Le bras de fer entre le gouvernement et les cheminots s’intensifie. La grève entamée ce mardi 3 avril a été suivie par 33,9 % d’entre eux, dont 77 % de conducteurs et 40 % d’aiguilleurs et d’agents d’escale, ce qui a nettement impacté le trafic ferroviaire. Ce débrayage – et non une grève perlée qui correspond à un sabotage volontaire du travail et est interdit par la loi – engendre retards, annulations et a un effet sur le moral des voyageurs. Néanmoins, soutenir cette mobilisation reste une priorité pour le bien de tous.

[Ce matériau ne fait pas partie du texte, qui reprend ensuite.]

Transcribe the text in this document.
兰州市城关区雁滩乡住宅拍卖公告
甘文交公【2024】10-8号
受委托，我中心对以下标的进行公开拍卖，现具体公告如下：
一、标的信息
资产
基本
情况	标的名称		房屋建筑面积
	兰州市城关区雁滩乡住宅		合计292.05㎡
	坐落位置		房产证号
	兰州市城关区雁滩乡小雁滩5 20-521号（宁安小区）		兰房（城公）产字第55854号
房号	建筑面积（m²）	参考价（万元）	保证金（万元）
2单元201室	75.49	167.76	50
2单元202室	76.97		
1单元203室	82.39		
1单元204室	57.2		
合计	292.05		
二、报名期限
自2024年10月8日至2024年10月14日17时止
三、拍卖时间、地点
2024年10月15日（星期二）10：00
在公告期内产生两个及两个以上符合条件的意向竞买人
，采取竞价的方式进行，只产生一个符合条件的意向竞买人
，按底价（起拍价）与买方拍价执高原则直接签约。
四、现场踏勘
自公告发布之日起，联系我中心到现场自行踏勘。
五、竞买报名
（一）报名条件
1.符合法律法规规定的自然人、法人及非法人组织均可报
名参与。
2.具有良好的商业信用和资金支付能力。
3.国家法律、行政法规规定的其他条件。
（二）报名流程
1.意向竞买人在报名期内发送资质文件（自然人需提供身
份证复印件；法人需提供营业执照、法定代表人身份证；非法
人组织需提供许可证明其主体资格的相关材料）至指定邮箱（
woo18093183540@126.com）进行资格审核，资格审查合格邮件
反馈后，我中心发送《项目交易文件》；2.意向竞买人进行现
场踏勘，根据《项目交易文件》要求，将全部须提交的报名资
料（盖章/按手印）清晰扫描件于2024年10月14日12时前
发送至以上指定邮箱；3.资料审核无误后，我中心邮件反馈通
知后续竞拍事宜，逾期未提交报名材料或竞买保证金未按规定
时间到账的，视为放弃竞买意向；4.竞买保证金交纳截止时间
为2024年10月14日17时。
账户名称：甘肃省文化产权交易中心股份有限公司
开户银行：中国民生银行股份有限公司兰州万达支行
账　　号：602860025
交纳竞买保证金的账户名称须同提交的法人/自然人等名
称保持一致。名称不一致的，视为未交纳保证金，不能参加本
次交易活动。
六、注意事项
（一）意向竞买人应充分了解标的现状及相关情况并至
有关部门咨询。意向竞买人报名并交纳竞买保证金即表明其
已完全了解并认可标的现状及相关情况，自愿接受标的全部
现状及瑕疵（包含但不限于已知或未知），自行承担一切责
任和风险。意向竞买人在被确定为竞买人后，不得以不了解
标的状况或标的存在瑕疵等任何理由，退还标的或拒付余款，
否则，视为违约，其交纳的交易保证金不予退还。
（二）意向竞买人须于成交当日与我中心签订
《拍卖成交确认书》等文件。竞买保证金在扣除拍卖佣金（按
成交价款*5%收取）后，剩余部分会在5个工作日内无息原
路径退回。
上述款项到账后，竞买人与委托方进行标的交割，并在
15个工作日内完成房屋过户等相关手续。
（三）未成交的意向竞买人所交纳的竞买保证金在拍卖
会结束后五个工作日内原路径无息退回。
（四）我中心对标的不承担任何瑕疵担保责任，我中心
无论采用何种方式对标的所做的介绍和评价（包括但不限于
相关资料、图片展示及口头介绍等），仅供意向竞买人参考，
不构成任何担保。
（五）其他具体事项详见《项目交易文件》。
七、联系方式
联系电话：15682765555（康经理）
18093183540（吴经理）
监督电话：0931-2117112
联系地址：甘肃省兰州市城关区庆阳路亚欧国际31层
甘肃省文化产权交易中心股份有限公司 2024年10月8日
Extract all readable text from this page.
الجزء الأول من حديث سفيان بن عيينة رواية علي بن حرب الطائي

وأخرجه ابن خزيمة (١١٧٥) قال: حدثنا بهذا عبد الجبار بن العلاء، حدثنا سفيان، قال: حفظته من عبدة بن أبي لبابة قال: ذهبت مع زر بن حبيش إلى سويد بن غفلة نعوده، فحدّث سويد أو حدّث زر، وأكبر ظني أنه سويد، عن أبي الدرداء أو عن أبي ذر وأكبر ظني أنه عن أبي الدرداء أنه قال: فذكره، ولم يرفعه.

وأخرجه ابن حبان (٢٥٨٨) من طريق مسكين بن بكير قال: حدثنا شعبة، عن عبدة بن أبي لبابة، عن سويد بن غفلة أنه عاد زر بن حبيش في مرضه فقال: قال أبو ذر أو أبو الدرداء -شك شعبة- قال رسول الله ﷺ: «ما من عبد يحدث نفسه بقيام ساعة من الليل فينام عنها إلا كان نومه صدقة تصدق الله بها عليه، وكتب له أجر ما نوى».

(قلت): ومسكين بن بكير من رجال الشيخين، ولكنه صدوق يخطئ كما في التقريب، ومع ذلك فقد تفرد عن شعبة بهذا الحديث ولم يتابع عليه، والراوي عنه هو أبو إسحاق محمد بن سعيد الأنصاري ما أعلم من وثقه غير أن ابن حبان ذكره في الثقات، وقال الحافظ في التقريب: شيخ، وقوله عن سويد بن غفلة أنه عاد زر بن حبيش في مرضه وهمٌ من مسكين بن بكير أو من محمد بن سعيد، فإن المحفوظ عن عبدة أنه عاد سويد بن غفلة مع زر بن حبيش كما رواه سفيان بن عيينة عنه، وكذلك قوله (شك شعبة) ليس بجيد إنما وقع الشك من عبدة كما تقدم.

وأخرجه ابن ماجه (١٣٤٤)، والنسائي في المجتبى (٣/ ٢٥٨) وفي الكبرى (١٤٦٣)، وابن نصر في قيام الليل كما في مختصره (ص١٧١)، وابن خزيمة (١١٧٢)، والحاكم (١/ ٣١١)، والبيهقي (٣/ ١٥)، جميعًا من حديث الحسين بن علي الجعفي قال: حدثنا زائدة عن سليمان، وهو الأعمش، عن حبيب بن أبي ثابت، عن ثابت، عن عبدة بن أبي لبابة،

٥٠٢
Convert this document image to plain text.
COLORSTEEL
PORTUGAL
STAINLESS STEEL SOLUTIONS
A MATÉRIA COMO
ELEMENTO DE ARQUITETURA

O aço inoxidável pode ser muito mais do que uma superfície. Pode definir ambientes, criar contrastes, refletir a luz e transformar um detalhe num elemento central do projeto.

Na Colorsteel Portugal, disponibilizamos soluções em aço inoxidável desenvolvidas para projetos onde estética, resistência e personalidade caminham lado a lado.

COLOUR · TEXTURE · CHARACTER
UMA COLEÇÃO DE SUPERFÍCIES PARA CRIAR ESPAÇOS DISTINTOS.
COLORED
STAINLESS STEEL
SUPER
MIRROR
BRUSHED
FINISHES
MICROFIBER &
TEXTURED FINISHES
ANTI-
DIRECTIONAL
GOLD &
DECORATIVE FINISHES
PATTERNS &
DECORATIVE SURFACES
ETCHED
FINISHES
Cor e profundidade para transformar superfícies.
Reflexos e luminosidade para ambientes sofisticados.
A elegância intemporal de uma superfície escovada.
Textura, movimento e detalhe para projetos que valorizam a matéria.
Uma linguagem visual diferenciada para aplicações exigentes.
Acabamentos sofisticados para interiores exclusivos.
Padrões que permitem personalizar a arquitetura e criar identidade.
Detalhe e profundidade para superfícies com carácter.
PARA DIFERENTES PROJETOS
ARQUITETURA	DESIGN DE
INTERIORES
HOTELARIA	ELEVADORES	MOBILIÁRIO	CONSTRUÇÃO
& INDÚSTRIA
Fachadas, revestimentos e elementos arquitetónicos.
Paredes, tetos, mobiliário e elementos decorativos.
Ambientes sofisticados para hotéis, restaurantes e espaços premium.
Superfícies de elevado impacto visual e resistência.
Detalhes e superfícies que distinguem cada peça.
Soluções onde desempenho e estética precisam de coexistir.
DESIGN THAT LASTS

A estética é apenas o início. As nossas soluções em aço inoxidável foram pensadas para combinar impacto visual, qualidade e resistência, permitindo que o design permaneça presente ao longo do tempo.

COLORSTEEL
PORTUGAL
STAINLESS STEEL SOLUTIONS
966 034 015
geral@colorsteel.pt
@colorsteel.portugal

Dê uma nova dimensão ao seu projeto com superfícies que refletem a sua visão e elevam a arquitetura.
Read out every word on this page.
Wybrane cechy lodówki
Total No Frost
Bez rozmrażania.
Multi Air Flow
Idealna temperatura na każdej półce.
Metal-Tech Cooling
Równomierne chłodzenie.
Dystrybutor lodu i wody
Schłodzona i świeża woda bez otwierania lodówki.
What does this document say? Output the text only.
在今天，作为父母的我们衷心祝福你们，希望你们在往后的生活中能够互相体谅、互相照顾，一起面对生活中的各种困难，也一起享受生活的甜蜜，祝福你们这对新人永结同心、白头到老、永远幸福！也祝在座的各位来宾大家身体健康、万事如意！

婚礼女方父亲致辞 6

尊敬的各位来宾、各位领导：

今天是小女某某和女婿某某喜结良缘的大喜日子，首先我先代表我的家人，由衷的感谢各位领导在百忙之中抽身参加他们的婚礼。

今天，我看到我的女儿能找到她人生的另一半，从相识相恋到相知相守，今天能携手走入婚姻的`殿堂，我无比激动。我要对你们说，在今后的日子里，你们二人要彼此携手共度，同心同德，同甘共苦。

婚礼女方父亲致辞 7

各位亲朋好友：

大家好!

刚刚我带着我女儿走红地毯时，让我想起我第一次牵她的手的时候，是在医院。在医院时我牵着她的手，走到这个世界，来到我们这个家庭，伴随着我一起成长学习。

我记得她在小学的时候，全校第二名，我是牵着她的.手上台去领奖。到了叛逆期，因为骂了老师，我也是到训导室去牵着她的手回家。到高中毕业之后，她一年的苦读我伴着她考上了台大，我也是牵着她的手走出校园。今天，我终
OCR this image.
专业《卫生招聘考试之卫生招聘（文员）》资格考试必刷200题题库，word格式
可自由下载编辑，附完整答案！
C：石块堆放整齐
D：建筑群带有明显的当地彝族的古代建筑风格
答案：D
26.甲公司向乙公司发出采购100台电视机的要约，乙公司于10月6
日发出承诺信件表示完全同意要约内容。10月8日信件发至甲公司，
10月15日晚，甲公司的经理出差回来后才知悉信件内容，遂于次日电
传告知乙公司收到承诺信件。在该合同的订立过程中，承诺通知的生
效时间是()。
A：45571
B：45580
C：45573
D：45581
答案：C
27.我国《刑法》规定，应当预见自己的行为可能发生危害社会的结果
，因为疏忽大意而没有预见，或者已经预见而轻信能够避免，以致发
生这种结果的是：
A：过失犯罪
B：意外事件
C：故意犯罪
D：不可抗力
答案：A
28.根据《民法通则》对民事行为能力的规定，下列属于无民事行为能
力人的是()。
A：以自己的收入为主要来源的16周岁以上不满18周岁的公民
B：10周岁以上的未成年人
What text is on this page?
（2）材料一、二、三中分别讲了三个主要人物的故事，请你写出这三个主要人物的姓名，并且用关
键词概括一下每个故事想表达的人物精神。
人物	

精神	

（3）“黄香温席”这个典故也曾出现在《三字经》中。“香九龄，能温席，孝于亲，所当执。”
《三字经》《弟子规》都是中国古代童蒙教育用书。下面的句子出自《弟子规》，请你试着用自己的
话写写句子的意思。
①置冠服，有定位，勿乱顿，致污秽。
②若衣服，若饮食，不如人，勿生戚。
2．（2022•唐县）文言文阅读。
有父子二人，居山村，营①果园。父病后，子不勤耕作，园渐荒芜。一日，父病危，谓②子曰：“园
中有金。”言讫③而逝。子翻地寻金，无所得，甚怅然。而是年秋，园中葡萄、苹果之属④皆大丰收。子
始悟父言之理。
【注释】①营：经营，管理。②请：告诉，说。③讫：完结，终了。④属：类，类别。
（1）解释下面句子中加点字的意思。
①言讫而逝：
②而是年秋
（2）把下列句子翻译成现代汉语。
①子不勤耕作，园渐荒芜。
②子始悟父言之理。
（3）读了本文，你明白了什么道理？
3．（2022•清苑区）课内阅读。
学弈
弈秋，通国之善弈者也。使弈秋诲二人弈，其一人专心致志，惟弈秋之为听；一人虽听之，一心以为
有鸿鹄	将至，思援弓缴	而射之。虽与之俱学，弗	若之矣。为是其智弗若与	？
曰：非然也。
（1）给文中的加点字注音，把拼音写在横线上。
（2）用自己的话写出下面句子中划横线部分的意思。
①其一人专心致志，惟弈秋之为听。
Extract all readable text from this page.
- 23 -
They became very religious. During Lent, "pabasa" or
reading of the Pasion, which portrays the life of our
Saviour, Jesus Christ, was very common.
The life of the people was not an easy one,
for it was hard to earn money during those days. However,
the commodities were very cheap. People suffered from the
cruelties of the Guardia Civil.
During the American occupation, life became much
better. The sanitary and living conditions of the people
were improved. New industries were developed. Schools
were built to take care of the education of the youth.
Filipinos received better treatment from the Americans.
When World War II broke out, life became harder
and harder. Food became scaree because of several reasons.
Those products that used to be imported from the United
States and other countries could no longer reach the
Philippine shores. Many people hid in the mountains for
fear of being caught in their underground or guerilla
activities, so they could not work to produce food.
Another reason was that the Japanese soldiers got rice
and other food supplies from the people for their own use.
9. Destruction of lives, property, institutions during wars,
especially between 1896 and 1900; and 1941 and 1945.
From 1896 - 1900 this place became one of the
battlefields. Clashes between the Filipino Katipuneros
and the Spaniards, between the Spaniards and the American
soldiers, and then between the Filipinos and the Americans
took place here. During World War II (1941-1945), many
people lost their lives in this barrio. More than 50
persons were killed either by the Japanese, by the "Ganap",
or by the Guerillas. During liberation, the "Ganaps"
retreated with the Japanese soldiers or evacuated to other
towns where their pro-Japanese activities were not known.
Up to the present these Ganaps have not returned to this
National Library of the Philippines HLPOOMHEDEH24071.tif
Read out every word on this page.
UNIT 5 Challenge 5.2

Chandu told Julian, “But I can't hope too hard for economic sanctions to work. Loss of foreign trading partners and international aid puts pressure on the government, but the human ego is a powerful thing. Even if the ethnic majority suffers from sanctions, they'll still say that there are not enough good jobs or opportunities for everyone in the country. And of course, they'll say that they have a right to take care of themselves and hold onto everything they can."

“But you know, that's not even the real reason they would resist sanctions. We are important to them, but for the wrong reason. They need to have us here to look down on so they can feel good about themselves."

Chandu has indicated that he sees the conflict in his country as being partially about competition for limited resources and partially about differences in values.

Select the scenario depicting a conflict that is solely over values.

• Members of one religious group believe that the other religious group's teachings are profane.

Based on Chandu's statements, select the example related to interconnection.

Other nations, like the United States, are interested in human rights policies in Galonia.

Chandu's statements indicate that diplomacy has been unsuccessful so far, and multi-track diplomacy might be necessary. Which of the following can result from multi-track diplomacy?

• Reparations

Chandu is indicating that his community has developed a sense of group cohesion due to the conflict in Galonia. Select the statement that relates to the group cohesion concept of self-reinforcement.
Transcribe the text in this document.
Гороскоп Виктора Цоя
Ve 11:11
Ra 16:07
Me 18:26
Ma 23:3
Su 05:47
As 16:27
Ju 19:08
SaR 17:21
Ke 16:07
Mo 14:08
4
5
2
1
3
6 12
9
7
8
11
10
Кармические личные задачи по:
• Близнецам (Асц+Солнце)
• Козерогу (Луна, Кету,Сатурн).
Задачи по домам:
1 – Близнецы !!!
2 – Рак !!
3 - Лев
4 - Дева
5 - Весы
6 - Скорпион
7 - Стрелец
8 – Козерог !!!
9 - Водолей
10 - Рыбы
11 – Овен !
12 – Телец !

© Ulysse Guttmann pour L’Alter Ego/APJ

Pour la défense du service public

La libéralisation du rail imposée par Bruxelles en 2016 et qui devrait débuter dès 2019 va introduire une logique de marché dangereuse dans la gestion de l’établissement public à caractère industriel et commercial qu’est la SNCF et qui est loin d’être dans une situation catastrophique puisqu’elle a doublé ses bénéfices en 2017. Pour suivre la quête de « rentabilité », que faire ? Supprimer des emplois ? Réduire les investissements sur les petites lignes ? Edouard Philippe a précisé que le gouvernement ne souhaitait pas se lancer dans « une réforme des petites lignes », mais jusqu’à quand ? À terme, le débat va revenir sur la table. D’après La Tribune, la SNCF réfléchit tout de même à fermer ces petites lignes comme le conseille le rapport Spinetta. Une des solutions serait de développer les moyens de transport alternatifs (comme les cars polluants) ou alors laisser les régions (et non plus l’Etat) gérer ces quelques lignes. Rappelons tout de même qu’un service public n’a pas vocation à être « rentable » mais doit garantir un service de qualité à tous, partout. La SNCF en est d’ailleurs consciente, puisqu’on peut lire sur son site internet :

En tant qu’entreprise publique, le cœur de notre mission est de déployer une mobilité fluide et de porte à porte, partout et pour tous.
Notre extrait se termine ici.